ThunderRW: An In-Memory Graph Random Walk Engine (Complete Version)

TL;DR

ThunderRW is an in-memory graph random walk engine that significantly improves performance and reduces CPU stalls by employing a novel programming model and execution technique, enabling efficient massive parallel random walks on large graphs.

Contribution

The paper introduces ThunderRW, a novel in-memory engine with a step-centric programming model and step interleaving technique for efficient parallel random walks.

Findings

ThunderRW outperforms existing approaches by an order of magnitude.

Step interleaving reduces CPU pipeline stalls from 73.1% to 15.0%.

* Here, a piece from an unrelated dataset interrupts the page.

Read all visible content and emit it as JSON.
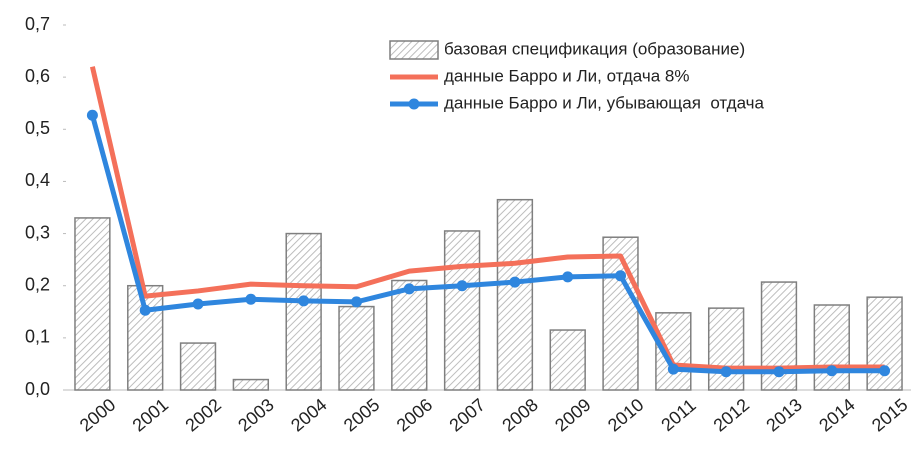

Demonstrated effectiveness on PPR, DeepWalk, Node2Vec, and MetaPath algorithms.

Abstract

As random walk is a powerful tool in many graph processing, mining and learning applications, this paper proposes an efficient in-memory random walk engine named ThunderRW. Compared with existing parallel systems on improving the performance of a single graph operation, ThunderRW supports massive parallel random walks. The core design of ThunderRW is motivated by our profiling results: common RW algorithms have as high as 73.1% CPU pipeline slots stalled due to irregular memory access, which suffers significantly more memory stalls than the conventional graph workloads such as BFS and SSSP. To improve the memory efficiency, we first design a generic step-centric programming model named Gather-Move-Update to abstract different RW algorithms. Based on the programming model, we develop the step interleaving technique to hide memory access latency by switching the executions of different random walk queries. In our experiments, we use four representative RW algorithms including PPR, DeepWalk, Node2Vec and MetaPath to demonstrate the efficiency and programming flexibility of ThunderRW. Experimental results show that ThunderRW outperforms state-of-the-art approaches by an order of magnitude, and the step interleaving technique significantly reduces the CPU pipeline stall from 73.1% to 15.0%.